Sampling is another algorithm used to generate output sequences from a model during inference. Unlike beam search, which generates only the top-k most likely sequences at each step, sampling generates output tokens probabilistically based on the model's predicted probability distribution over all possible tokens at that step. This can lead to more diverse and creative output compared to beam search, but it can also result in less coherent or grammatical sentences if not properly controlled through techniques such as temperature scaling or nucleus sampling.
What is temperature?
Temperature is a technique used in language models to control the level of randomness and creativity in the generated output during inference. It works by scaling the predicted probability distribution over possible tokens at each step by a temperature parameter, which controls how much the probabilities are "softened" or spread out.
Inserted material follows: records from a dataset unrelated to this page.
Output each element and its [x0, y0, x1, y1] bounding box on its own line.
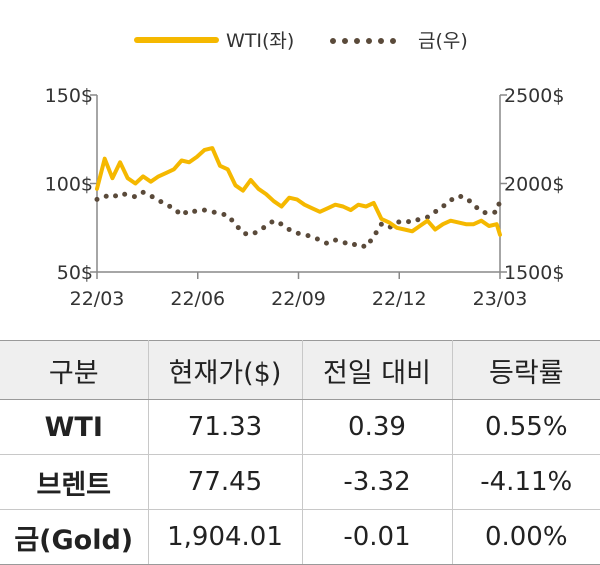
header-category: 구분	[0, 340, 149, 400]
cell-price: 1,904.01	[148, 509, 303, 565]
legend-wti-label: WTI(좌)	[226, 30, 294, 52]
y-right-tick-label: 2000$	[504, 174, 564, 196]
cell-rate: 0.55%	[452, 399, 600, 455]
series-line-gold	[94, 189, 503, 250]
cell-change: 0.39	[302, 399, 453, 455]
axis-ticks: 50$ 100$ 150$ 1500$ 2000$ 2500$ 22/03 22/06 22/0…	[45, 85, 565, 310]
price-table: 구분 현재가($) 전일 대비 등락률 WTI 71.33 0.39 0.55%…	[0, 340, 600, 565]
cell-rate: 0.00%	[452, 509, 600, 565]
line-chart: WTI(좌) 금(우) 50$ 100$ 150$ 1500$ 2000$ 2500$ 22…	[45, 30, 565, 310]
y-right-tick-label: 2500$	[504, 85, 564, 107]
y-left-tick-label: 100$	[45, 174, 93, 196]
header-price: 현재가($)	[148, 340, 303, 400]
chart-area: WTI(좌) 금(우) 50$ 100$ 150$ 1500$ 2000$ 2500$ 22…	[45, 30, 565, 310]
header-change: 전일 대비	[302, 340, 453, 400]
legend-gold-label: 금(우)	[418, 30, 468, 52]
chart-series	[94, 146, 503, 250]
x-tick-label: 22/06	[170, 288, 225, 310]
series-line-wti	[95, 146, 502, 237]
table-row-wti: WTI 71.33 0.39 0.55%	[0, 399, 600, 455]
header-rate: 등락률	[452, 340, 600, 400]
table-row-gold: 금(Gold) 1,904.01 -0.01 0.00%	[0, 509, 600, 565]
table-header-row: 구분 현재가($) 전일 대비 등락률	[0, 340, 600, 400]
chart-axes	[96, 95, 501, 273]
y-left-tick-label: 150$	[45, 85, 93, 107]
x-tick-label: 22/03	[70, 288, 125, 310]
table-row-brent: 브렌트 77.45 -3.32 -4.11%	[0, 454, 600, 510]
row-label: 브렌트	[0, 454, 149, 510]
cell-change: -3.32	[302, 454, 453, 510]
cell-price: 77.45	[148, 454, 303, 510]
y-right-tick-label: 1500$	[504, 262, 564, 284]
cell-change: -0.01	[302, 509, 453, 565]
x-tick-label: 22/12	[372, 288, 427, 310]
y-left-tick-label: 50$	[57, 262, 93, 284]
x-tick-label: 23/03	[473, 288, 528, 310]
cell-rate: -4.11%	[452, 454, 600, 510]
chart-legend: WTI(좌) 금(우)	[134, 30, 468, 52]
x-tick-label: 22/09	[271, 288, 326, 310]
row-label: 금(Gold)	[0, 509, 149, 565]
cell-price: 71.33	[148, 399, 303, 455]
row-label: WTI	[0, 399, 149, 455]
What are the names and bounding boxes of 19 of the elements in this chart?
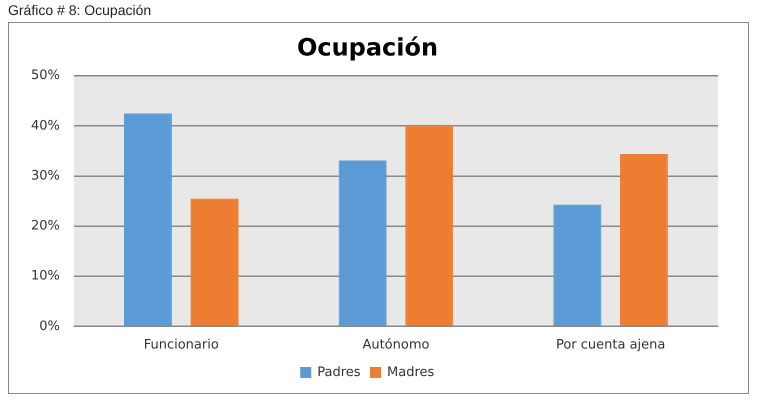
- bar: [338, 160, 387, 326]
- bar: [124, 113, 172, 326]
- y-tick-label: 10%: [30, 268, 60, 284]
- text: Gráfico # 8: Ocupación: [8, 2, 152, 18]
- bar: [553, 204, 602, 326]
- legend-label: Madres: [387, 364, 435, 380]
- y-tick-label: 0%: [39, 318, 60, 334]
- chart-title: Ocupación: [296, 34, 438, 62]
- x-tick-label: Funcionario: [144, 338, 219, 353]
- y-tick-label: 50%: [30, 68, 60, 84]
- legend-label: Padres: [317, 364, 361, 380]
- y-tick-label: 40%: [30, 118, 60, 134]
- x-tick-label: Por cuenta ajena: [556, 338, 666, 353]
- x-tick-label: Autónomo: [362, 338, 430, 353]
- bar: [405, 126, 454, 326]
- y-tick-label: 30%: [30, 168, 60, 184]
- bar: [620, 154, 668, 326]
- y-tick-label: 20%: [30, 218, 60, 234]
- bar: [190, 198, 238, 326]
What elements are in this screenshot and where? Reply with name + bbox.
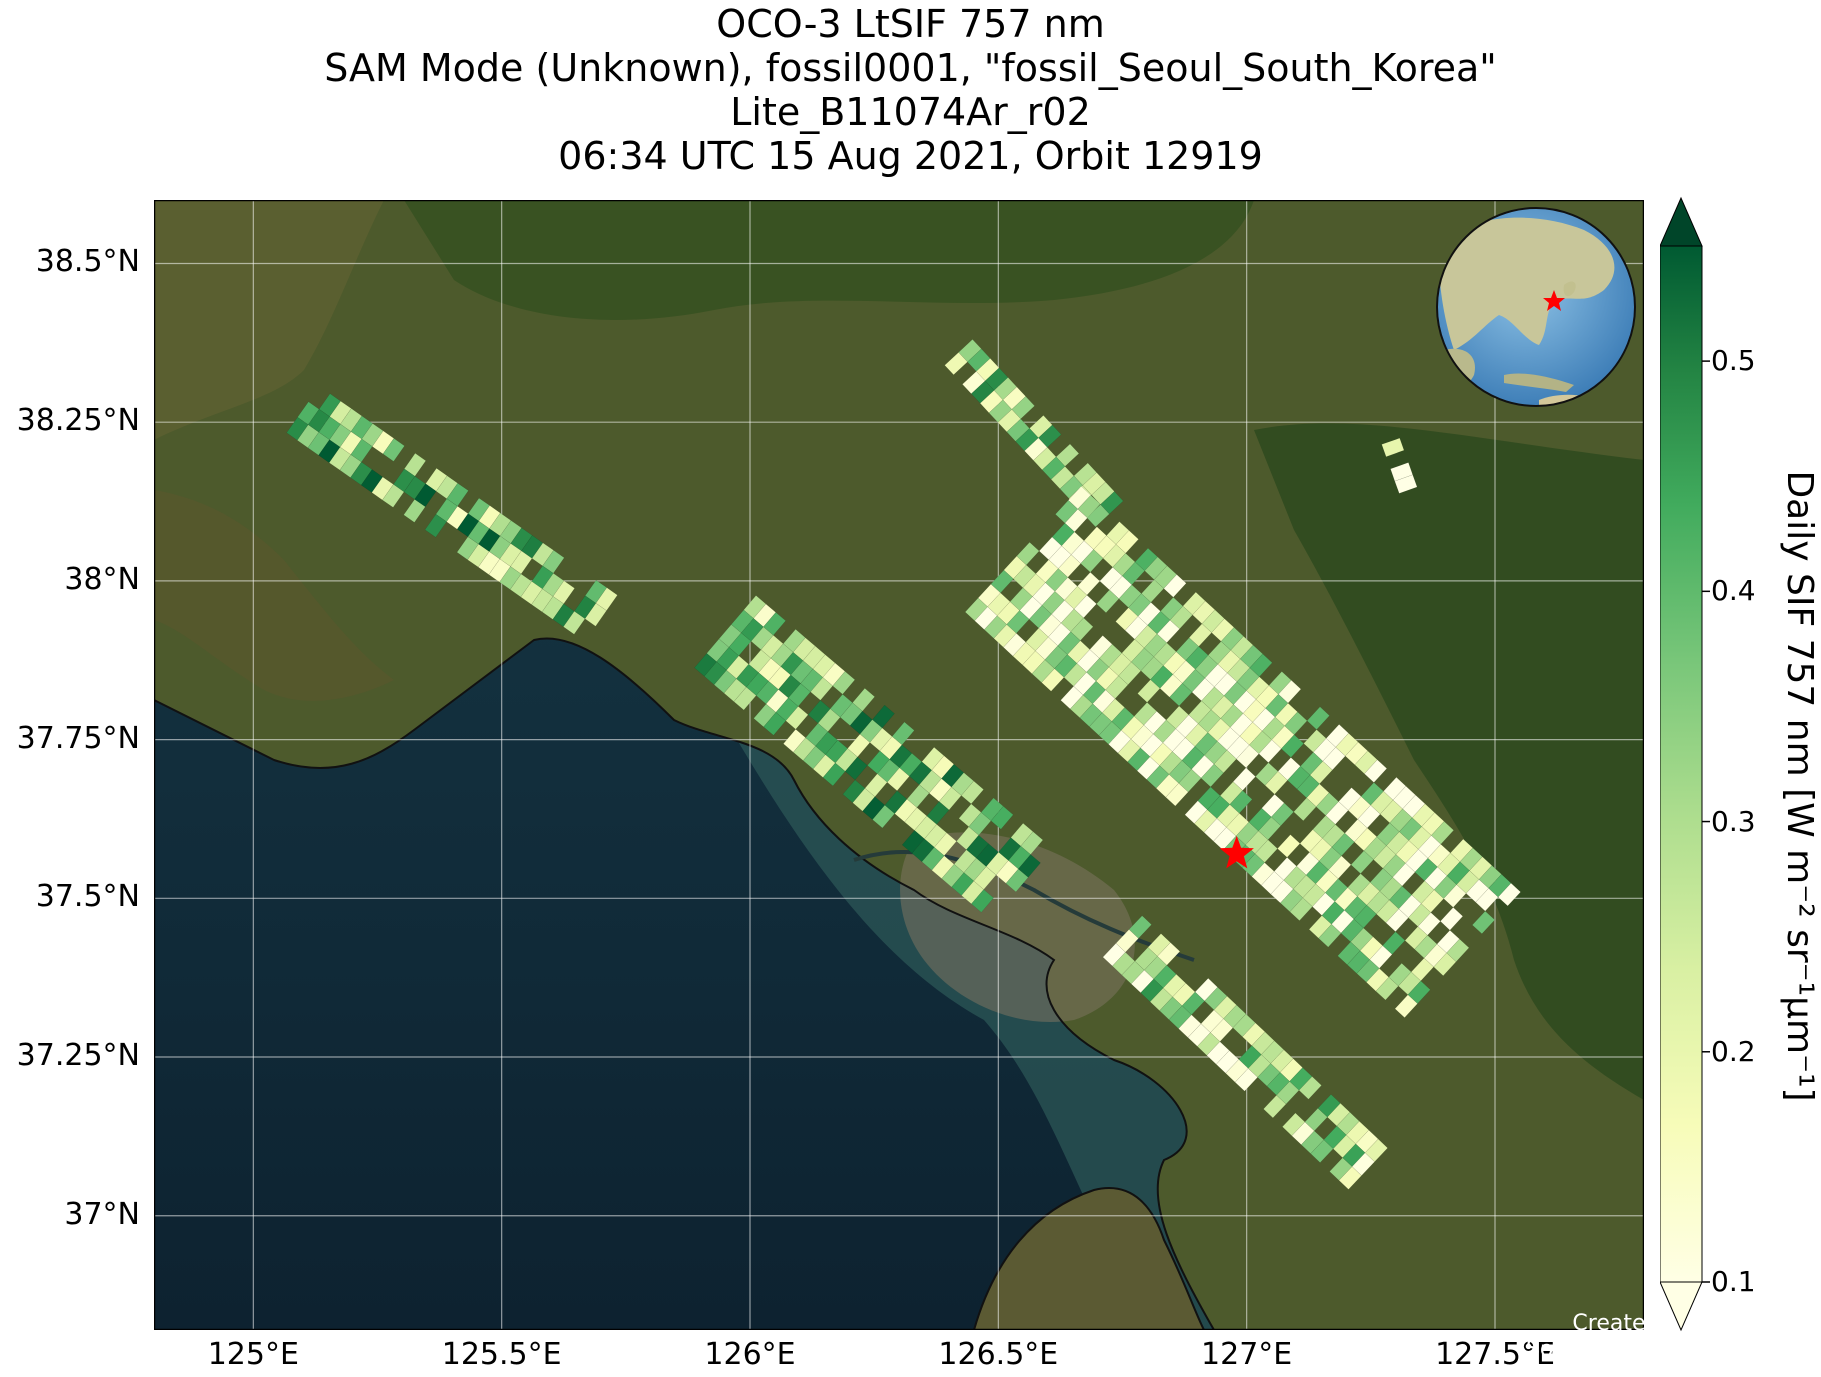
sif-sounding (1381, 437, 1405, 458)
colorbar (1660, 196, 1710, 1332)
sif-sounding (971, 889, 994, 913)
west-islands (154, 490, 394, 701)
colorbar-extend-bottom (1660, 1281, 1703, 1332)
sif-sounding (1289, 897, 1313, 921)
sif-sounding (1263, 1094, 1287, 1119)
sif-sounding (1318, 923, 1342, 948)
colorbar-tick-label: 0.4 (1711, 574, 1756, 608)
lat-tick-label: 38.5°N (35, 244, 140, 280)
sif-sounding (563, 610, 586, 635)
swath-north-strip (944, 339, 1124, 528)
sif-sounding (403, 499, 426, 523)
title-line-2: SAM Mode (Unknown), fossil0001, "fossil_… (324, 46, 1497, 90)
sif-sounding (944, 352, 968, 376)
coastline (154, 637, 1215, 1330)
lon-tick-label: 127°E (1201, 1337, 1293, 1372)
colorbar-label: Daily SIF 757 nm [W m⁻² sr⁻¹μm⁻¹] (1779, 470, 1820, 1102)
lon-tick-label: 126°E (704, 1337, 796, 1372)
swath-west-swath (286, 393, 618, 635)
swath-seoul-main (964, 485, 1521, 1018)
target-marker-layer (1219, 835, 1254, 869)
sif-sounding (584, 602, 607, 627)
credit-source: Source: NASA/JPL-Caltech (1525, 1337, 1807, 1362)
sif-sounding (822, 762, 846, 787)
lat-tick-label: 37.25°N (16, 1038, 140, 1074)
sif-sounding (382, 438, 405, 462)
sif-sounding (382, 484, 405, 508)
colorbar-extend-top (1660, 196, 1703, 247)
title-line-1: OCO-3 LtSIF 757 nm (716, 2, 1105, 46)
han-river (853, 849, 1195, 962)
title-line-3: Lite_B11074Ar_r02 (730, 90, 1091, 134)
credit-text: Created 16 Dec 2024 Source: NASA/JPL-Cal… (1526, 1311, 1821, 1363)
sif-sounding (763, 712, 787, 736)
lon-tick-label: 127.5°E (1435, 1337, 1555, 1372)
lon-tick-label: 125.5°E (441, 1337, 562, 1372)
map-panel[interactable] (154, 200, 1644, 1330)
colorbar-ramp (1660, 245, 1703, 1283)
sif-sounding (1433, 952, 1457, 977)
sif-sounding (1394, 474, 1418, 494)
sif-sounding (733, 686, 757, 711)
sif-sounding (1471, 910, 1496, 935)
mountain-shading-north (404, 200, 1254, 320)
land-mass-west-peninsula (154, 200, 384, 440)
sif-sounding (1234, 1068, 1258, 1092)
sif-sounding (1394, 994, 1418, 1018)
lat-tick-label: 37.5°N (35, 879, 140, 915)
globe-japan (1563, 281, 1576, 297)
globe-indonesia (1504, 373, 1574, 392)
swath-east-fragment (1381, 437, 1418, 494)
inset-globe (1436, 207, 1636, 407)
globe-asia-landmass (1438, 217, 1615, 350)
sif-sounding (1096, 589, 1120, 614)
sif-sounding (1310, 1139, 1334, 1163)
sif-sounding (1497, 882, 1521, 907)
colorbar-tick-label: 0.5 (1711, 344, 1756, 378)
land-mass-south (974, 1188, 1204, 1330)
lon-tick-label: 125°E (207, 1337, 299, 1372)
sif-sounding (872, 804, 896, 829)
sif-sounding (1165, 782, 1189, 807)
swath-south-swath (1102, 915, 1388, 1190)
lat-tick-label: 38°N (64, 561, 140, 597)
colorbar-tick-label: 0.3 (1711, 804, 1756, 838)
title-line-4: 06:34 UTC 15 Aug 2021, Orbit 12919 (558, 134, 1263, 178)
sif-sounding (1041, 668, 1065, 692)
colorbar-tick-label: 0.1 (1711, 1265, 1756, 1298)
credit-created: Created 16 Dec 2024 (1572, 1311, 1807, 1336)
sif-sounding (1005, 868, 1029, 893)
colorbar-tick-label: 0.2 (1711, 1034, 1756, 1068)
sif-sounding (1298, 1076, 1322, 1100)
sif-sounding (1338, 1166, 1362, 1190)
sif-sounding (424, 513, 447, 538)
sif-sounding (990, 805, 1014, 830)
lat-tick-label: 37.75°N (16, 720, 140, 756)
lon-tick-label: 126.5°E (938, 1337, 1059, 1372)
swath-han-estuary (694, 595, 1044, 913)
mountain-shading-east (1254, 423, 1644, 1100)
sif-swaths (286, 339, 1521, 1190)
lat-tick-label: 37°N (64, 1196, 140, 1232)
globe-target-star-icon (1543, 290, 1565, 311)
lat-tick-label: 38.25°N (16, 403, 140, 439)
coastline-south (973, 1187, 1205, 1330)
sif-sounding (1293, 797, 1317, 822)
sif-sounding (1375, 976, 1399, 1001)
target-star-icon (1219, 835, 1254, 869)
Lower temperatures result in more conservative and predictable output, while higher temperatures lead to more diverse and creative output. However, setting the temperature too high can also lead to nonsensical or ungrammatical sentences. Finding the optimal temperature for a given task or application often requires experimentation and fine-tuning.
What is 'top_k' sampling?
Top-k sampling is a method used in language generation where, instead of considering all possible next words in the vocabulary, the model only considers the top 'k' most probable next words.
This technique helps to focus the model on likely continuations and reduces the chances of generating irrelevant or nonsensical text. It strikes a balance between creativity and coherence by limiting the pool of next word choices, but not so much that the output becomes deterministic.
What is 'top_p' sampling?
Top-p sampling, also known as nucleus sampling, is a strategy where the model considers only the smallest set of top words whose cumulative probability exceeds a threshold 'p'.
Unlike top-k which considers a fixed number of words, top-p adapts based on the distribution of probabilities for the next word. This makes it more dynamic and flexible. It helps create diverse and sensible text by allowing less probable words to be selected when the most probable ones don't add up to 'p'.